Lige iyi başlamamış, ilk maçında Kayserispor’a yenilmiş; ikinci maçında Konyaspor ile kendi evinde bol gollü bir beraberlik yaşamış; ardından önce Beşiktaş’ı İstanbul’da sonrasında evinde Rizespor’u yenmiş; arada bir Başakşehir faciası yaşadıktan sonra Sivasspor ve Ankaragücü sınavlarını 3’er puan ile vermiş.

Kötü başladığı lig ‘de şu ana kadar son 5 maçından 4 galibiyet almış bir Antalyaspor karşısında oynadı Galatasaray.  Zaten her hangi deplasman olursa olsun Galatasaray için kolay değil; Antalyaspor maçının da çetin ceviz olacağı belli idi.
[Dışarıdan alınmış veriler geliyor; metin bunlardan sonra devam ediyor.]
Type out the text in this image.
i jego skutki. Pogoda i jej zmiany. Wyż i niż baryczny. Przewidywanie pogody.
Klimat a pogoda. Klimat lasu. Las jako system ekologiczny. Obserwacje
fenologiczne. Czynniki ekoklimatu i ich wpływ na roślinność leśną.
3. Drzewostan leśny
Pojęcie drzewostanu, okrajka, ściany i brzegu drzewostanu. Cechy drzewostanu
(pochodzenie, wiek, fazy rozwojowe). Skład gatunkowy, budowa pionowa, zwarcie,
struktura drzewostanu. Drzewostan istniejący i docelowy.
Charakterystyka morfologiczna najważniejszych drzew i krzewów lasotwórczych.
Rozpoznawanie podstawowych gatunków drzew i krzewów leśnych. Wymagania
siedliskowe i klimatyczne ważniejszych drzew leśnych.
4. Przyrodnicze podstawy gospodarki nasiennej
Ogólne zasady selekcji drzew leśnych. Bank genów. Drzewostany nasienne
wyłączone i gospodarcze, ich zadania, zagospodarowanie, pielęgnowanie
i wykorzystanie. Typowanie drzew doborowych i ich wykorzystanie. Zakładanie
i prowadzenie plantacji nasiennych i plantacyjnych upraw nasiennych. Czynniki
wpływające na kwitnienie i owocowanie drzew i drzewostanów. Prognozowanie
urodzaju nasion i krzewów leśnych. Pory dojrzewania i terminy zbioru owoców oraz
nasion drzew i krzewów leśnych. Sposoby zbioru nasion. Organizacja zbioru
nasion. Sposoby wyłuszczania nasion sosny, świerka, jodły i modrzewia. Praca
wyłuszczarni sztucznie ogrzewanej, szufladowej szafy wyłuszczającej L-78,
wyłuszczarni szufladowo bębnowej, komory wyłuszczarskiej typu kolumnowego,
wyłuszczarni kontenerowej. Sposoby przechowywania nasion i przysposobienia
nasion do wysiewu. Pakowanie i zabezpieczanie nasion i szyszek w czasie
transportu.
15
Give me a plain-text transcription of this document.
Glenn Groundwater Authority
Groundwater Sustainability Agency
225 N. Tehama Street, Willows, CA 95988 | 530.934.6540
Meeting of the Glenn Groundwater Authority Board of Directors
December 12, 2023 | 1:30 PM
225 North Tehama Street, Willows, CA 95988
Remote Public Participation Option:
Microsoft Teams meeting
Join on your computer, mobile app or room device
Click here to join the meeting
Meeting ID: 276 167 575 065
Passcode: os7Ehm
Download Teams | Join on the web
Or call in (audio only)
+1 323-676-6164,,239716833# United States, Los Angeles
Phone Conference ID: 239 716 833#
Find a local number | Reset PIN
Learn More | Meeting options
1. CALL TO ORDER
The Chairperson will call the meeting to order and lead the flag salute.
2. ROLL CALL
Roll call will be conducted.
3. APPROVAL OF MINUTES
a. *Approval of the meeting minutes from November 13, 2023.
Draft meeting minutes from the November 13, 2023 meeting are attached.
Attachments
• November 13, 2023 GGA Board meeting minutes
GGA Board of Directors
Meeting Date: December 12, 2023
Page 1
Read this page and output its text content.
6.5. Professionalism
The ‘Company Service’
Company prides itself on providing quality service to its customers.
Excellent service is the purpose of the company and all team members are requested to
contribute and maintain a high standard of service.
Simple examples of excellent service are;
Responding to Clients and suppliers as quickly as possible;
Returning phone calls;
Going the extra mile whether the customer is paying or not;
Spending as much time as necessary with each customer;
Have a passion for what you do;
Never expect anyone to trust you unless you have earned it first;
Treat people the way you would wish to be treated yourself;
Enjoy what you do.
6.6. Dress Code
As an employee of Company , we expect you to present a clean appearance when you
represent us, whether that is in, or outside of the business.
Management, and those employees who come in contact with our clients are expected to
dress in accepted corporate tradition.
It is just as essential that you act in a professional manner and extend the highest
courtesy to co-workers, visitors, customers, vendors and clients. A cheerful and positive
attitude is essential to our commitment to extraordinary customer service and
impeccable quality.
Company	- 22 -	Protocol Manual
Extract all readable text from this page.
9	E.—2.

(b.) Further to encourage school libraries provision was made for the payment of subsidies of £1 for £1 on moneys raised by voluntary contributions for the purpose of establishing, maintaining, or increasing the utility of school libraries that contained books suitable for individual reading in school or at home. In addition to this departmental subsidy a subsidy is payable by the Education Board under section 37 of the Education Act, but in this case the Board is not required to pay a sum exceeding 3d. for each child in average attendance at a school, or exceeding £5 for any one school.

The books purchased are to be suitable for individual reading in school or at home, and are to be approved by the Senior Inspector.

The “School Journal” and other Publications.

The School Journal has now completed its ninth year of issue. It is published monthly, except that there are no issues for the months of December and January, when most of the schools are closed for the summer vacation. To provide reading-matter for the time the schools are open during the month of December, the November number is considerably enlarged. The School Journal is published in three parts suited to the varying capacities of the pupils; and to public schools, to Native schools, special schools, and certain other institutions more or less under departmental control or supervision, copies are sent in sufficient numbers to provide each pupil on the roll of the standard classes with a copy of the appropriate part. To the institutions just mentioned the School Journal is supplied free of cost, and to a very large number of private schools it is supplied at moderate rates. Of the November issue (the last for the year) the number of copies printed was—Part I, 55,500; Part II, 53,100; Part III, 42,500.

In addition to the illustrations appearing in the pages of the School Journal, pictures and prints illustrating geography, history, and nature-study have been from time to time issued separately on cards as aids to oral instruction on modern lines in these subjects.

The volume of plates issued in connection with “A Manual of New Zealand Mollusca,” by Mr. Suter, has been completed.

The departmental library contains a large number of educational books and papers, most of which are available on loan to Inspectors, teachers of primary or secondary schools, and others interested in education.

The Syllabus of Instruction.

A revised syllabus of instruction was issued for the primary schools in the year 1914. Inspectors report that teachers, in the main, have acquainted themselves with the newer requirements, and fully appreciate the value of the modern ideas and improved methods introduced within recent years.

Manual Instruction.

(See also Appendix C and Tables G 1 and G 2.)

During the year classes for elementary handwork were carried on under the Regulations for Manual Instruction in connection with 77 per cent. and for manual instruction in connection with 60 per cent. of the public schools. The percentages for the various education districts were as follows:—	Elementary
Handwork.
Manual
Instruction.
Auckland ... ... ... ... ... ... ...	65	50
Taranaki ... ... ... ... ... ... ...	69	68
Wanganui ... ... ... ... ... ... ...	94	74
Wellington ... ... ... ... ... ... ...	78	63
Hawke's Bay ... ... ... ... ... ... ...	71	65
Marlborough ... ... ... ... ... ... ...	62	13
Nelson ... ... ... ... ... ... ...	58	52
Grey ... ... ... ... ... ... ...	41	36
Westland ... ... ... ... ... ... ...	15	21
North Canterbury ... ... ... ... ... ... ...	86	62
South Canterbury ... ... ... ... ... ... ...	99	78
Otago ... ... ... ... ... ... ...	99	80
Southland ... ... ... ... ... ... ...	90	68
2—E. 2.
Hele ve hele santrafor sıkıntısı, oyun kurmakta çoğu zaman zorlanan bir orta sahası ve rotasyon kombinasyonları ile oynayan bir defans hattı olduğu düşünülürse.

Transfer sezonu sonlandığında, Fatih Terim forvet derdine bir deva mutlaka bulur demiştim; bugün deva, hatta “DEV Adam” Donk oldu.

İyi bir ivme yakalamış olan Antalyaspor karşısında, hatta deplasmanında alınan 3 puan; 34. Hafta sonunda istatistiklere olumlu bir 3 puan olarak geçecek.  Dolayısıyla şampiyonluk yolunda sizli haklı çıkartacak. 

Hakkıyla, Fatih Terim zekası ile kazanılmış bir 3 puandır.

Ancak ileriki maçlar için sinyaller kendini çok belli ediyor.  Burada da hep dediğim gibi, iş, Usta Şef Fatih Terim’in elinin tadına, yani taktik ve stratejisine bakacak.